1. A method of facilitating querying data sources, comprising:

employing at least one processor configured to execute computer-executable instructions stored in memory to perform the following act:

constructing a data representation of a push-based query.

2. The method of claim 1, further comprises generating a code representation of the query from the data representation.

3. The method of claim 2, further comprises initiating transmission of the code representation to an out-of-process execution engine.

4. The method of claim 1, further comprises optimizing the query utilizing the data representation.

5. The method of claim 1, further comprises constructing the data representation based on a code representation of the query.

6. The method of claim 1, further comprises producing a data representation of a pull-based query based on the data representation of the push-based query.

7. The method of claim 1, further comprises constructing the data representation of the push-based query as a function of a data representation of a pull-based query.

8. The method of claim 1, further comprise constructing the data representation as a function of a target execution environment.

9. A system that facilitates query declaration and transformation, comprising:

a processor coupled to a memory, the processor configured to execute the following computer-executable components stored in the memory:

a first component configured to produce a data representation of a query over at least one push-based data source.

10. The system of claim 9, further comprises a second component configured to generate a code representation based on the data representation.

11. The system of claim 9, further comprises a third component configured to initiate distribution of the code representation to an execution engine.

12. The system of claim 9, the first component is configured to produce the data representation from a data representation of a query over a pull-based data source.

13. The system of claim 9, the first component is configured to produce the data representation from a code representation of a query over a push-based data source.

14. The system of claim 9, the data representation is produced as a function of a target execution engine.

15. The system of claim 9, the data representation includes an n-ary operator.

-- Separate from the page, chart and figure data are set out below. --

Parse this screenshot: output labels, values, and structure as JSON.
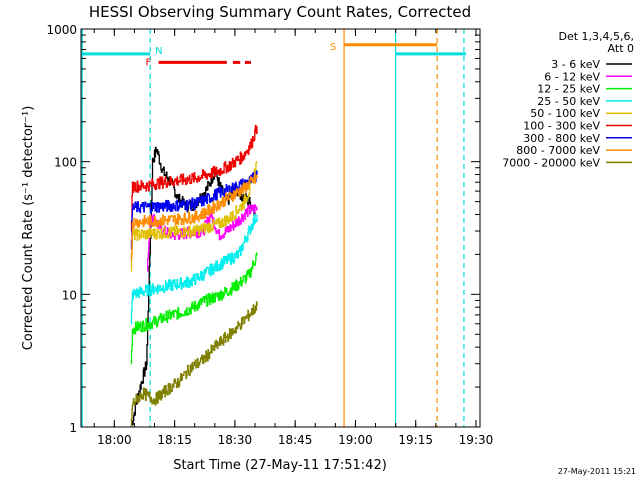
{
  "chart_data": {
    "type": "line",
    "title": "HESSI Observing Summary Count Rates, Corrected",
    "xlabel": "Start Time (27-May-11 17:51:42)",
    "ylabel": "Corrected Count Rate (s⁻¹ detector⁻¹)",
    "yscale": "log",
    "ylim": [
      1,
      1000
    ],
    "xlim": [
      "17:51:42",
      "19:31:00"
    ],
    "x_ticks": [
      "18:00",
      "18:15",
      "18:30",
      "18:45",
      "19:00",
      "19:15",
      "19:30"
    ],
    "y_ticks": [
      "1",
      "10",
      "100",
      "1000"
    ],
    "legend": {
      "placement": "right",
      "header": [
        "Det 1,3,4,5,6,",
        "Att 0"
      ],
      "entries": [
        {
          "label": "3 - 6 keV",
          "color": "#000000"
        },
        {
          "label": "6 - 12 keV",
          "color": "#ff00ff"
        },
        {
          "label": "12 - 25 keV",
          "color": "#00ee00"
        },
        {
          "label": "25 - 50 keV",
          "color": "#00eeee"
        },
        {
          "label": "50 - 100 keV",
          "color": "#e0c000"
        },
        {
          "label": "100 - 300 keV",
          "color": "#ee0000"
        },
        {
          "label": "300 - 800 keV",
          "color": "#0000ee"
        },
        {
          "label": "800 - 7000 keV",
          "color": "#ff8c00"
        },
        {
          "label": "7000 - 20000 keV",
          "color": "#808000"
        }
      ]
    },
    "flags": [
      {
        "label": "N",
        "color": "#00dddd"
      },
      {
        "label": "F",
        "color": "#ee0000"
      },
      {
        "label": "S",
        "color": "#ff8c00"
      }
    ],
    "series": [
      {
        "color": "#000000",
        "points": [
          [
            "18:04:10",
            1.0
          ],
          [
            "18:06:00",
            1.8
          ],
          [
            "18:08:00",
            3.0
          ],
          [
            "18:09:30",
            100
          ],
          [
            "18:10:30",
            125
          ],
          [
            "18:12:00",
            85
          ],
          [
            "18:14:00",
            70
          ],
          [
            "18:16:00",
            52
          ],
          [
            "18:18:00",
            46
          ],
          [
            "18:20:00",
            48
          ],
          [
            "18:23:00",
            62
          ],
          [
            "18:25:00",
            85
          ],
          [
            "18:26:30",
            62
          ],
          [
            "18:28:00",
            50
          ],
          [
            "18:30:00",
            62
          ],
          [
            "18:32:00",
            55
          ],
          [
            "18:34:00",
            48
          ],
          [
            "18:35:00",
            42
          ]
        ]
      },
      {
        "color": "#ff00ff",
        "points": [
          [
            "18:08:10",
            15
          ],
          [
            "18:09:00",
            40
          ],
          [
            "18:12:00",
            30
          ],
          [
            "18:15:00",
            28
          ],
          [
            "18:18:00",
            29
          ],
          [
            "18:22:00",
            30
          ],
          [
            "18:24:00",
            40
          ],
          [
            "18:26:00",
            28
          ],
          [
            "18:28:00",
            30
          ],
          [
            "18:30:00",
            34
          ],
          [
            "18:33:00",
            42
          ],
          [
            "18:35:30",
            45
          ]
        ]
      },
      {
        "color": "#00ee00",
        "points": [
          [
            "18:04:10",
            3.0
          ],
          [
            "18:04:30",
            5.5
          ],
          [
            "18:07:00",
            5.8
          ],
          [
            "18:10:00",
            6.2
          ],
          [
            "18:13:00",
            6.8
          ],
          [
            "18:16:00",
            7.2
          ],
          [
            "18:19:00",
            7.8
          ],
          [
            "18:22:00",
            8.8
          ],
          [
            "18:25:00",
            9.5
          ],
          [
            "18:28:00",
            10.5
          ],
          [
            "18:31:00",
            12
          ],
          [
            "18:33:30",
            14
          ],
          [
            "18:35:30",
            20
          ]
        ]
      },
      {
        "color": "#00eeee",
        "points": [
          [
            "18:04:10",
            6.0
          ],
          [
            "18:04:30",
            10
          ],
          [
            "18:07:00",
            10.5
          ],
          [
            "18:10:00",
            11
          ],
          [
            "18:13:00",
            11.5
          ],
          [
            "18:16:00",
            12
          ],
          [
            "18:19:00",
            12.5
          ],
          [
            "18:22:00",
            14
          ],
          [
            "18:25:00",
            16
          ],
          [
            "18:28:00",
            18
          ],
          [
            "18:31:00",
            20
          ],
          [
            "18:33:30",
            30
          ],
          [
            "18:35:30",
            40
          ]
        ]
      },
      {
        "color": "#e0c000",
        "points": [
          [
            "18:04:10",
            15
          ],
          [
            "18:04:30",
            28
          ],
          [
            "18:08:00",
            28.5
          ],
          [
            "18:12:00",
            29
          ],
          [
            "18:16:00",
            29.5
          ],
          [
            "18:20:00",
            30
          ],
          [
            "18:23:00",
            32
          ],
          [
            "18:26:00",
            34
          ],
          [
            "18:29:00",
            38
          ],
          [
            "18:32:00",
            48
          ],
          [
            "18:34:00",
            65
          ],
          [
            "18:35:30",
            100
          ]
        ]
      },
      {
        "color": "#ee0000",
        "points": [
          [
            "18:04:10",
            30
          ],
          [
            "18:04:30",
            65
          ],
          [
            "18:08:00",
            66
          ],
          [
            "18:12:00",
            70
          ],
          [
            "18:16:00",
            72
          ],
          [
            "18:20:00",
            75
          ],
          [
            "18:23:00",
            80
          ],
          [
            "18:26:00",
            85
          ],
          [
            "18:29:00",
            95
          ],
          [
            "18:32:00",
            110
          ],
          [
            "18:34:00",
            135
          ],
          [
            "18:35:30",
            185
          ]
        ]
      },
      {
        "color": "#0000ee",
        "points": [
          [
            "18:04:10",
            22
          ],
          [
            "18:04:30",
            45
          ],
          [
            "18:08:00",
            45.5
          ],
          [
            "18:12:00",
            46
          ],
          [
            "18:16:00",
            47
          ],
          [
            "18:20:00",
            48
          ],
          [
            "18:23:00",
            52
          ],
          [
            "18:26:00",
            58
          ],
          [
            "18:29:00",
            62
          ],
          [
            "18:32:00",
            68
          ],
          [
            "18:34:00",
            72
          ],
          [
            "18:35:30",
            80
          ]
        ]
      },
      {
        "color": "#ff8c00",
        "points": [
          [
            "18:04:10",
            18
          ],
          [
            "18:04:30",
            35
          ],
          [
            "18:08:00",
            35.5
          ],
          [
            "18:12:00",
            36
          ],
          [
            "18:16:00",
            37
          ],
          [
            "18:20:00",
            38
          ],
          [
            "18:23:00",
            42
          ],
          [
            "18:26:00",
            48
          ],
          [
            "18:29:00",
            55
          ],
          [
            "18:32:00",
            62
          ],
          [
            "18:34:00",
            70
          ],
          [
            "18:35:30",
            75
          ]
        ]
      },
      {
        "color": "#808000",
        "points": [
          [
            "18:04:10",
            1.0
          ],
          [
            "18:04:30",
            1.5
          ],
          [
            "18:07:00",
            1.8
          ],
          [
            "18:10:00",
            1.6
          ],
          [
            "18:13:00",
            1.9
          ],
          [
            "18:16:00",
            2.2
          ],
          [
            "18:19:00",
            2.8
          ],
          [
            "18:22:00",
            3.2
          ],
          [
            "18:25:00",
            4.0
          ],
          [
            "18:28:00",
            4.8
          ],
          [
            "18:31:00",
            5.8
          ],
          [
            "18:33:30",
            7.0
          ],
          [
            "18:35:30",
            8.2
          ]
        ]
      }
    ],
    "vertical_lines": [
      {
        "x": "17:52:00",
        "color": "#00dddd",
        "style": "solid"
      },
      {
        "x": "18:08:55",
        "color": "#00dddd",
        "style": "dashed"
      },
      {
        "x": "18:57:10",
        "color": "#ff8c00",
        "style": "solid"
      },
      {
        "x": "19:10:00",
        "color": "#00dddd",
        "style": "solid"
      },
      {
        "x": "19:20:20",
        "color": "#ff8c00",
        "style": "dashed"
      },
      {
        "x": "19:27:00",
        "color": "#00dddd",
        "style": "dashed"
      }
    ],
    "flag_bars": [
      {
        "label": "N",
        "color": "#00dddd",
        "y": 650,
        "segments": [
          [
            "17:51:42",
            "18:08:55"
          ],
          [
            "19:10:00",
            "19:27:30"
          ]
        ],
        "dashed": false
      },
      {
        "label": "F",
        "color": "#ee0000",
        "y": 560,
        "segments": [
          [
            "18:11:00",
            "18:28:00"
          ],
          [
            "18:29:30",
            "18:31:20"
          ],
          [
            "18:32:30",
            "18:34:00"
          ]
        ],
        "dashed": false
      },
      {
        "label": "S",
        "color": "#ff8c00",
        "y": 760,
        "segments": [
          [
            "18:57:10",
            "19:20:20"
          ]
        ],
        "dashed": false
      }
    ]
  },
  "footer": {
    "timestamp": "27-May-2011 15:21"
  }
}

16. The system of claim 9, the data representation includes a join pattern.

17. A computer-readable medium having instructions stored thereon that perform the following acts when executed:

transforming a program-language integrated query expression that specifies a query over one or more push-based data sources into an expression tree representation.

18. The computer-readable medium of claim 17, further comprising transforming the expression tree representation of the query expression into a code representation.

19. The computer-readable medium of claim 17, further comprising transforming the expression tree representation of the query over one or more push-based data sources into an expression tree representation of the query over one or more pull-based data sources.

20. The computer-readable medium of claim 17, further comprising transforming a code representation of the query expression into the expression tree representation.